During the same week when the American ambassador to Libya was murdered and his dead body dragged through the streets by celebrating mobs, the President of the United States found time to go on the David Letterman show to demonstrate his sense of humor and how cool he is.
But Barack Obama did not have time to meet with Israeli Prime Minister Benjamin Netanyahu, the leader of a nation repeatedly threatened with annihilation by Iranian leaders, who are working feverishly toward the creation of nuclear bombs.
This was an extraordinary thing in itself, something that probably no other President of the United States could have gotten away with, without raising a firestorm of criticisms and denunciations. But much of the media sees no evil, hears no evil and speaks no evil when it comes to Barack Obama -- especially during an election year.

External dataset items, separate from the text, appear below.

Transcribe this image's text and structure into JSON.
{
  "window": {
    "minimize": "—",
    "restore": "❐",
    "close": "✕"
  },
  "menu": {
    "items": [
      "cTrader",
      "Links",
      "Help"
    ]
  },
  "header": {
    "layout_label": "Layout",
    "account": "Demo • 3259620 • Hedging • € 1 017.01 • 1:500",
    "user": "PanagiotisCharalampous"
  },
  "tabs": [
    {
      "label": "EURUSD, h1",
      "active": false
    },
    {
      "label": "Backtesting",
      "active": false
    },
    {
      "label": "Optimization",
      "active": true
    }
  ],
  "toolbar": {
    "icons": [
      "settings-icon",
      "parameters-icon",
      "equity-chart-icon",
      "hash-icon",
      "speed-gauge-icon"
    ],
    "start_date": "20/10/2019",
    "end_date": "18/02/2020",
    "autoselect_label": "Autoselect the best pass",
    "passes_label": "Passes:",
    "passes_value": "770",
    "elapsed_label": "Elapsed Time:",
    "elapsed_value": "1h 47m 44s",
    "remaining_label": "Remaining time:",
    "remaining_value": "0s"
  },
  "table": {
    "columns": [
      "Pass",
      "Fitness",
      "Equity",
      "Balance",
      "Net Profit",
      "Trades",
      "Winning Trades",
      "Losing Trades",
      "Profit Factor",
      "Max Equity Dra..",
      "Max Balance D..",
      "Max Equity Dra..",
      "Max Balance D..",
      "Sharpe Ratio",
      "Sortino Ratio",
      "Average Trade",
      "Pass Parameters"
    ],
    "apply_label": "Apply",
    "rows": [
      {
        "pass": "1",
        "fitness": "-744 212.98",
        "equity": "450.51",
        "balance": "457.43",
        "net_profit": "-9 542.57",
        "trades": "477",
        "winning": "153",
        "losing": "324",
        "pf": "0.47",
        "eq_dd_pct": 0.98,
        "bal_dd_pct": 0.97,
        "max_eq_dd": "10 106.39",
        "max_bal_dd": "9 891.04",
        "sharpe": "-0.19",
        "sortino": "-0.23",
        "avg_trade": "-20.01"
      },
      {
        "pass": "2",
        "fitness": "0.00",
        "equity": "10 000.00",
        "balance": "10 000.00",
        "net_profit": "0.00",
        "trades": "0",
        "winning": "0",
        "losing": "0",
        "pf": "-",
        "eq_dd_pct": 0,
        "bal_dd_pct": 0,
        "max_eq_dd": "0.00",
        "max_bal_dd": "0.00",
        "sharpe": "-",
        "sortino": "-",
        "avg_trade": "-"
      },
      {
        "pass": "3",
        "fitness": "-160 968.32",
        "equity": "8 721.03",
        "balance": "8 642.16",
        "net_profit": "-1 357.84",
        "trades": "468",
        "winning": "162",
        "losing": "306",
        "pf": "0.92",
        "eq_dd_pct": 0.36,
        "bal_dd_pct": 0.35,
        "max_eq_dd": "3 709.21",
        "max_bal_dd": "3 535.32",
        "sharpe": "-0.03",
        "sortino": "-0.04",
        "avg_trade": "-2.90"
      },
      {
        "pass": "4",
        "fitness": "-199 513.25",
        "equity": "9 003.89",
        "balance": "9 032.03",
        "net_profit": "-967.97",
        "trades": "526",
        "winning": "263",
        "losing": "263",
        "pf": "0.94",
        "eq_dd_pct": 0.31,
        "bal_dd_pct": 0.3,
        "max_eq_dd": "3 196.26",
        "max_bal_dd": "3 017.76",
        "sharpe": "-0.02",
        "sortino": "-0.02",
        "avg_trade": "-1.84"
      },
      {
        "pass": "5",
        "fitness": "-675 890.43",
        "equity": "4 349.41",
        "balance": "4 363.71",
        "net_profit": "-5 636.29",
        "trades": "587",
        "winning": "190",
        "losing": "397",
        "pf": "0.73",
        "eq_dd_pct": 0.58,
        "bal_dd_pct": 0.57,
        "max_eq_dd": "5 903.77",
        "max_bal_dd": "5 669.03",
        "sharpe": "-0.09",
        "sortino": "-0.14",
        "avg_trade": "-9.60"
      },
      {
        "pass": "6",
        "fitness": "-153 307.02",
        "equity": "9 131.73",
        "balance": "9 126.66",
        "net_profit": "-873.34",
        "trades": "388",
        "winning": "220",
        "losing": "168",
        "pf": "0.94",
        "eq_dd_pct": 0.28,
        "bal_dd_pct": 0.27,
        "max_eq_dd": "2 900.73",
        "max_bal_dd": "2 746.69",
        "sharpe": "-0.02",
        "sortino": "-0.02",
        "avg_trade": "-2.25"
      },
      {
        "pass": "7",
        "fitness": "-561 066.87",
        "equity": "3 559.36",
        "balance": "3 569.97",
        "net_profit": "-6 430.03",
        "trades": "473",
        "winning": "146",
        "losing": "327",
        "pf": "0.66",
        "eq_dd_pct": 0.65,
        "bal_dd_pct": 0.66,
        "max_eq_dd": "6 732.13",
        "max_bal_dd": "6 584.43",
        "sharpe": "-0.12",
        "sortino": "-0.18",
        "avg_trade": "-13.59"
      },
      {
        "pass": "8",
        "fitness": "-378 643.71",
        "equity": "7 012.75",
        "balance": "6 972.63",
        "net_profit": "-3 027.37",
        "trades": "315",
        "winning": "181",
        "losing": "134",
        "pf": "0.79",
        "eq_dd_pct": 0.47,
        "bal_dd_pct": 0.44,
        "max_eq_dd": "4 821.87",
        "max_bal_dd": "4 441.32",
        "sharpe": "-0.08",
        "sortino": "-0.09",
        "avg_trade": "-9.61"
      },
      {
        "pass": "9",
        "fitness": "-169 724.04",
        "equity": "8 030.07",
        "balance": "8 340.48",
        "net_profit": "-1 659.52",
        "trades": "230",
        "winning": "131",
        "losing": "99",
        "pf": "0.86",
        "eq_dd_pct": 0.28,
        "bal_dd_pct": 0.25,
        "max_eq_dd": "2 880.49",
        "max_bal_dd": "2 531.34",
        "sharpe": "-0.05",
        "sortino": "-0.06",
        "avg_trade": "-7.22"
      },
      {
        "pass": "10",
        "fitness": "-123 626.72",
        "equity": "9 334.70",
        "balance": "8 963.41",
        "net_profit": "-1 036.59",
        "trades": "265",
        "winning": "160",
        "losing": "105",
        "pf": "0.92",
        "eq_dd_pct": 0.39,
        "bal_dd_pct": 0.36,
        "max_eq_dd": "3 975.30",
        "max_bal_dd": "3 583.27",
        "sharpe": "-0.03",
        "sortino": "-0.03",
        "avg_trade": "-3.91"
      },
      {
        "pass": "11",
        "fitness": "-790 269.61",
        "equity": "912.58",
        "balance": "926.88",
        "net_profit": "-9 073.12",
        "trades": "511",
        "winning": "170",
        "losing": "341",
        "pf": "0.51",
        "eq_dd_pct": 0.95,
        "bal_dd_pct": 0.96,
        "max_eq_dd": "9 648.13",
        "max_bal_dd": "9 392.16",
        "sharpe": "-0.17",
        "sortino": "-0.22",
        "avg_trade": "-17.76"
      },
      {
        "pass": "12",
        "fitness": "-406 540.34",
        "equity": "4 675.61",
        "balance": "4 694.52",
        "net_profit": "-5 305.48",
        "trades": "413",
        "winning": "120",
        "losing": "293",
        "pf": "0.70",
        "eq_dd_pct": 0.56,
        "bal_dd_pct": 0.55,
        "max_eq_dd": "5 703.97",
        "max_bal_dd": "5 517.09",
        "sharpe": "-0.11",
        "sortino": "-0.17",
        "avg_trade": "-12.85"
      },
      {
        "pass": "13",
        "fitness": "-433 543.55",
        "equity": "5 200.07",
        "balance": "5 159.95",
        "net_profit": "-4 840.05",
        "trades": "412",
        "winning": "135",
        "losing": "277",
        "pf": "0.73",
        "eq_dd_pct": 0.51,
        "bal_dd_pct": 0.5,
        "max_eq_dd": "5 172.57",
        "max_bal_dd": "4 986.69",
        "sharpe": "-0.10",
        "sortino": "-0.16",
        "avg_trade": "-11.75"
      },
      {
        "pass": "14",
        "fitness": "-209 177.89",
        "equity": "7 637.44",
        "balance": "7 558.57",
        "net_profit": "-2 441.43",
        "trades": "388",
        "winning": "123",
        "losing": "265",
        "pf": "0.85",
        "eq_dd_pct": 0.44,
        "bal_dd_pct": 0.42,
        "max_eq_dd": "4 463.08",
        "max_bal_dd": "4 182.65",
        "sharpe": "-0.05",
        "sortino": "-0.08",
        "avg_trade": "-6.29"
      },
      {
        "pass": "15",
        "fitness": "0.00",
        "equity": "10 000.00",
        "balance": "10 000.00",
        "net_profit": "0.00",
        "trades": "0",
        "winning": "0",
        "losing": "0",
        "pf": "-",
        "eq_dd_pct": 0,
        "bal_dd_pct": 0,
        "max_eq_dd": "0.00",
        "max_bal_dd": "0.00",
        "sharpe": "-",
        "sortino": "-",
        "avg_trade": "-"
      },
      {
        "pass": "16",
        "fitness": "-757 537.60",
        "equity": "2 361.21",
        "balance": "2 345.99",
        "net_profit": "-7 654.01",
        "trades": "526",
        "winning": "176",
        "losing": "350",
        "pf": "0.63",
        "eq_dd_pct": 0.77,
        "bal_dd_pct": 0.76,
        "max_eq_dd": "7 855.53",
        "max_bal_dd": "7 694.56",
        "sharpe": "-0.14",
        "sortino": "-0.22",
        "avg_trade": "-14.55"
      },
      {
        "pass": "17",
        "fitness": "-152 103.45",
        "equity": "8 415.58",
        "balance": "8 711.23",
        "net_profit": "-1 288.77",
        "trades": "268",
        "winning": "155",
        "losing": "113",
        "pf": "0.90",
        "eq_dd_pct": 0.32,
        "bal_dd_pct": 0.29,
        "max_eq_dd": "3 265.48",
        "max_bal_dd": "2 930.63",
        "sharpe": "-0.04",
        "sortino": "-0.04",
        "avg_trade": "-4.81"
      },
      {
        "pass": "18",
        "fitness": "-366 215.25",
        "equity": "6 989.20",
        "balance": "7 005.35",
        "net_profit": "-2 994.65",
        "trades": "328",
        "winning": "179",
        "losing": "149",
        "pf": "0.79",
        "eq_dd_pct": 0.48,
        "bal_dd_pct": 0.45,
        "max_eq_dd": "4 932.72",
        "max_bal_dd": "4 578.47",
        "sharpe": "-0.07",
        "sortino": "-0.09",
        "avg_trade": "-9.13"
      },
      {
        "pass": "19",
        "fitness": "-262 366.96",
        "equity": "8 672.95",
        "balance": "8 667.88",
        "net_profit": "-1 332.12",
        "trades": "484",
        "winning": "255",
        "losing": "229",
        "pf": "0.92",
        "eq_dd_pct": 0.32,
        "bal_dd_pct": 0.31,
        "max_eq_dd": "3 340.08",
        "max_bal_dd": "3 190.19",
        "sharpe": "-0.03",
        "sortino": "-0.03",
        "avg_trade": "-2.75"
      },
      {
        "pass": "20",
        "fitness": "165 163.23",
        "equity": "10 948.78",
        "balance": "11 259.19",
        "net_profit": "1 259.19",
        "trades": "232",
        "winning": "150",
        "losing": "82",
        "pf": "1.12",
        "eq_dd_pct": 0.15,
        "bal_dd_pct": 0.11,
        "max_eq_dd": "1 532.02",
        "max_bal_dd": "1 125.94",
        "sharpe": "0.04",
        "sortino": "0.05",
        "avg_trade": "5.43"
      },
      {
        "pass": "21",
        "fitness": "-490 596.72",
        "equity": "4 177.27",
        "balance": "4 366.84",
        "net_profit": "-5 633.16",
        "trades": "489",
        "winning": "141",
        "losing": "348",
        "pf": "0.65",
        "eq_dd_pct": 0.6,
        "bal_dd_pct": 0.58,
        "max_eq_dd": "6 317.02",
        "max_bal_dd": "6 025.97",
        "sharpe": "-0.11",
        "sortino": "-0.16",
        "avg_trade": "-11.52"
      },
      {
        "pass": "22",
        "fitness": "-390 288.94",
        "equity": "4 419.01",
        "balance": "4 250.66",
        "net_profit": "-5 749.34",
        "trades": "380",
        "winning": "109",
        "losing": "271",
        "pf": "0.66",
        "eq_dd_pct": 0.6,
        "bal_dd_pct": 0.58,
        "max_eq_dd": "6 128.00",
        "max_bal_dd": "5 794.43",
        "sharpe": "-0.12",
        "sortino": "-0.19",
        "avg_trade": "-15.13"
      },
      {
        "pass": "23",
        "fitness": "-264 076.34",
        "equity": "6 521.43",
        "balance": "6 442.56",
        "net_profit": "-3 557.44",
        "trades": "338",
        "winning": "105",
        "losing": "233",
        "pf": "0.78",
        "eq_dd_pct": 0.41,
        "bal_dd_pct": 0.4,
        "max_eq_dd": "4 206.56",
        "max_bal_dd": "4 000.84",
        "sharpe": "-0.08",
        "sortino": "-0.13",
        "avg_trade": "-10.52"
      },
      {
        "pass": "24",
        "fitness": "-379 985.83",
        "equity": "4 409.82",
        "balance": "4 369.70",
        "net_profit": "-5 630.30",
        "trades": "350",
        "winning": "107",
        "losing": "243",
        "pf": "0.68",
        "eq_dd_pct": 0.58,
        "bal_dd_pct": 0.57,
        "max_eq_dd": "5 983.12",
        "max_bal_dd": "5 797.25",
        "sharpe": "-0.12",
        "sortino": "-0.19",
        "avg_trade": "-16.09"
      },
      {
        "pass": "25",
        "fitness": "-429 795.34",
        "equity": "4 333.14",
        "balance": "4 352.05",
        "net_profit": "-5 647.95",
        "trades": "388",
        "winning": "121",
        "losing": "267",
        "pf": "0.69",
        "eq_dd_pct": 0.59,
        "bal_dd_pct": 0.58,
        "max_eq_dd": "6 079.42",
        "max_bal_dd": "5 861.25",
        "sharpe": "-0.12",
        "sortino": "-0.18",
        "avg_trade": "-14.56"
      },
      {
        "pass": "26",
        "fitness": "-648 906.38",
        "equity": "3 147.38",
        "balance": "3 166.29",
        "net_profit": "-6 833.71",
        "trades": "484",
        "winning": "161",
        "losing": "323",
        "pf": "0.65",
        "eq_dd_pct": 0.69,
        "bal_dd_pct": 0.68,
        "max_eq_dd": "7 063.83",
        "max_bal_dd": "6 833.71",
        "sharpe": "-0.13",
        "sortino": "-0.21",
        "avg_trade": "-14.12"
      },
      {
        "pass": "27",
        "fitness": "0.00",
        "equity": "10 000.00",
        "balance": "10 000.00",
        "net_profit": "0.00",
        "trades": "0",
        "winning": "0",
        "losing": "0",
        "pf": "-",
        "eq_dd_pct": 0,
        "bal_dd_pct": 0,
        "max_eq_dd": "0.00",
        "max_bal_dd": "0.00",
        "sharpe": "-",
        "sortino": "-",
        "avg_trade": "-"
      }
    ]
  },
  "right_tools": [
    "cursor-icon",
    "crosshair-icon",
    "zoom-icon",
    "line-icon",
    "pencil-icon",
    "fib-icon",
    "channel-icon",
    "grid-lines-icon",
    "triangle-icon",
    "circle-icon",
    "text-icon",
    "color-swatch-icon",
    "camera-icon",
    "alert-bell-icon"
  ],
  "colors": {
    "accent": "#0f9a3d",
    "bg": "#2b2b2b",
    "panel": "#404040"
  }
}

Nor was this public rebuff of a publicly requested meeting with Prime Minister Netanyahu unique in its expression of disrespect, if not contempt, for both the man and his country. Despite his glowing assertions of his commitment to Israel, especially in speeches to American Jewish groups, Barack Obama has been working against Israel's interests from his first day in the White House. As in many other contexts, Barack Obama 1 speaks but Barack Obama 2 acts -- often in the opposite direction.
The vision in which Obama has been steeped is one in which white Western nations have oppressed and exploited non-white, non-Western nations, becoming rich and arrogant at other people's expense. It is a vision that calls out, not for justice, but for payback.
When Jeremiah Wright said, "white folks' greed runs a world in need" -- and Obama, by his own account, was moved to tears -- this captured in a few melodramatic words what a whole series of Obama's mentors and allies had been saying for decades. No wonder it resonated with him.
Despite hopes that Barack Obama's election as President of the United States would mark the beginning of a post-racial era in America, no hope was ever so completely doomed from the outset. Anyone who looks beyond Obama's soothing words about race to his record, from his joining self-segregated black students in college to his appointing Al Sharpton as a White House adviser, can see the contrast between rhetoric and reality.
Barack Obama is not the first leader of a nation whose actions reflected some half-baked vision, enveloped in lofty rhetoric and spiced with a huge dose of ego. Nor would he be the first such leader to steer his nation into a historic catastrophe.
In Barack Obama's case, the potential for catastrophe is international in scope, and perhaps irretrievable in its consequences, as he stalls with feckless gestures as terrorist-sponsoring Iran moves toward the production of nuclear bombs.
The rhetoric of Obama 1 says that he will protect Israel but the actions of Obama 2 have in fact protected Iran from an Israeli attack on its nuclear facilities -- until now it is questionable whether Iran's deeply buried nuclear facilities can be destroyed by the Israelis.
Those deeply buried facilities took time to build, and Obama's policies gave them that time, with his lackadaisical approach of seeking United Nations resolutions and international sanctions that never had any serious chance of stopping Iran's movement toward becoming a nuclear power. And Barack Obama had to know that.
In March, Foreign Policy magazine reported that "several high-level sources" in the Obama administration had revealed Israel's secret relationship with Azerbaijan, where Israeli planes could refuel to or from an air strike against Iran's nuclear facilities.
The administration feared "the risks of an Israeli strike on Iran," according to these "high-level sources." Apparently the risks of an Iranian nuclear strike on Israel are not so much feared.
This leak was one of the historic and unconscionable betrayals of an ally whose very existence is threatened. But the media still saw no evil, heard no evil. and spoke no evil.
The only question now is whether the American voters will wake up before it is too late -- not just for Israel, but for America.